Up to then White House reporters were a compromising bunch when asked, winking at John Kennedy’s bimbos and Franklin Roosevelt’s wheelchair. But relations soured as Lyndon Johnson’s handling of the Vietnam War spiraled, then Richard Nixon’s paranoia led him to openly declare the press his enemy, and the press reacted in kind. And so modern media was born.

1970- A giant typhoon carrying 100 foot tidal waves smashed into Bangladesh, then called East Pakistan. 150,000 died.

1971- ABC TV. movie "the Duel" premiered. It starred Dennis Weaver as a hapless motorist on a lonely freeway menaced by an unseen truck driver. The movie was directed by a young protégé of Lew Wasserman, named Steven Spielberg.

1971- Walt Disney’s The Aristocats opened.

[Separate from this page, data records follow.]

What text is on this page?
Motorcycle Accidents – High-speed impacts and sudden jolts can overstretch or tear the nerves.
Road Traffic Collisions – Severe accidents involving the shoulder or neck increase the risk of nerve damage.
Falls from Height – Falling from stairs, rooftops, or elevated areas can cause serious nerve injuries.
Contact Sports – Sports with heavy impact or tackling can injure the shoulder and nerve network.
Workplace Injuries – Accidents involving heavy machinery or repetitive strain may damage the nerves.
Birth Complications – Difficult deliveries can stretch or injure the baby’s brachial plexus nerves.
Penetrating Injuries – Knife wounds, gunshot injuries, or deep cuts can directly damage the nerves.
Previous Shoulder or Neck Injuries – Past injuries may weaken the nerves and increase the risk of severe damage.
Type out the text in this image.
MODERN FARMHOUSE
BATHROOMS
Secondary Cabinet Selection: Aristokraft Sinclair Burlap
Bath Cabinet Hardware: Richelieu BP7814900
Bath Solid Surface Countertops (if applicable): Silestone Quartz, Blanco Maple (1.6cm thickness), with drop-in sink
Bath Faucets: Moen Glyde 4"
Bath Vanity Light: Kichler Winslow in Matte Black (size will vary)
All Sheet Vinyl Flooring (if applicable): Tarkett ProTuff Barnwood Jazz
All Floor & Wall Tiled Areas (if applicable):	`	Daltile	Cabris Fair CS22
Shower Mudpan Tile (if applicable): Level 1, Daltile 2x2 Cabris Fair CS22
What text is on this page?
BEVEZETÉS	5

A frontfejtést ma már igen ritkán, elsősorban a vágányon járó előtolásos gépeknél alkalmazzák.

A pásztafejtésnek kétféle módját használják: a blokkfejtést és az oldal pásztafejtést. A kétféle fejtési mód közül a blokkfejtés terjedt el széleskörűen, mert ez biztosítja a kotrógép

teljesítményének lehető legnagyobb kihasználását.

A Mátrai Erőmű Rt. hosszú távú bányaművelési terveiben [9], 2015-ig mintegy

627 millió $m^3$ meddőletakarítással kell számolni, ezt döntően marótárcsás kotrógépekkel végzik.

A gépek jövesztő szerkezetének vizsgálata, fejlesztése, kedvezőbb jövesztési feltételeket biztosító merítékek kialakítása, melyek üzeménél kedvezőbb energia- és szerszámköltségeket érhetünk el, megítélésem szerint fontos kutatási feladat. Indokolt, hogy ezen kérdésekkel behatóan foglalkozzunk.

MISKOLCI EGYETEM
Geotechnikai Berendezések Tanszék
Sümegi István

1974- Atomic plant worker Karen Silkwood was the first person to expose lax safety practices at the US nuclear power plants. For this she was rewarded with demotion, harassment, lawsuits. Even a radioactive isotope was put under her car seat. On this night she was finally killed in a car accident. She was on her way to talk to a New York Times reporter and it’s been alleged her car was deliberately run off the road. The files she was going to hand over to the press were taken from the car. The crash was ruled an accident.

1978- Mickey Mouse got his star on the Hollywood Walk of Fame.

1986- President Ronald Reagan attempting to explain the festering Iran Contra Scandal said on nationwide TV:" We did not and I repeat did not…trade weapons or ransom for hostages, or would we ever." But it turns out that was exactly what he was doing.

1986- Directors John Huston, Martin Scorcese and Woody Allen denounced the fad promoted by Ted Turner of computer colorizing classic Black & White films like the Maltese Falcon. Supposedly one of the last things Orson Welles said on his deathbed was "Keep Ted Turner and his crayons away from my movies!" Ted got the message and shifted his money to digital restoration and building channels like TCM.

1991- Disney's animated film Beauty and the Beast opened, the first animated film ever nominated for a Best Picture Oscar.

1997- Julie Taymor’s staging of The Lion King musical had its official Broadway debut. It had opened earlier in Minneapolis for a trial run. She became the first woman director to win a Tony award for it.

2001- President Bush issued an order that all people apprehended as terrorists would be tried by secret military commissions that dispense with our traditional American civil rights that we fought for in the Revolution. But he didn’t go as far as to call them prisoners of war, because then he could also ignore the Geneva Conventions.

2015- ISIS inspired terrorists attacked several parts of Paris, including a rock concert and a soccer match, killing 153.
Yesterday’s Question: What town name was NOT originally an Indian name?
a. Chicago, b. Cincinnati, c. Miami, d. Poughkeepsie NY

Answer: B. Cincinnati is named after a hero in Roman antiquity, Cincinattus.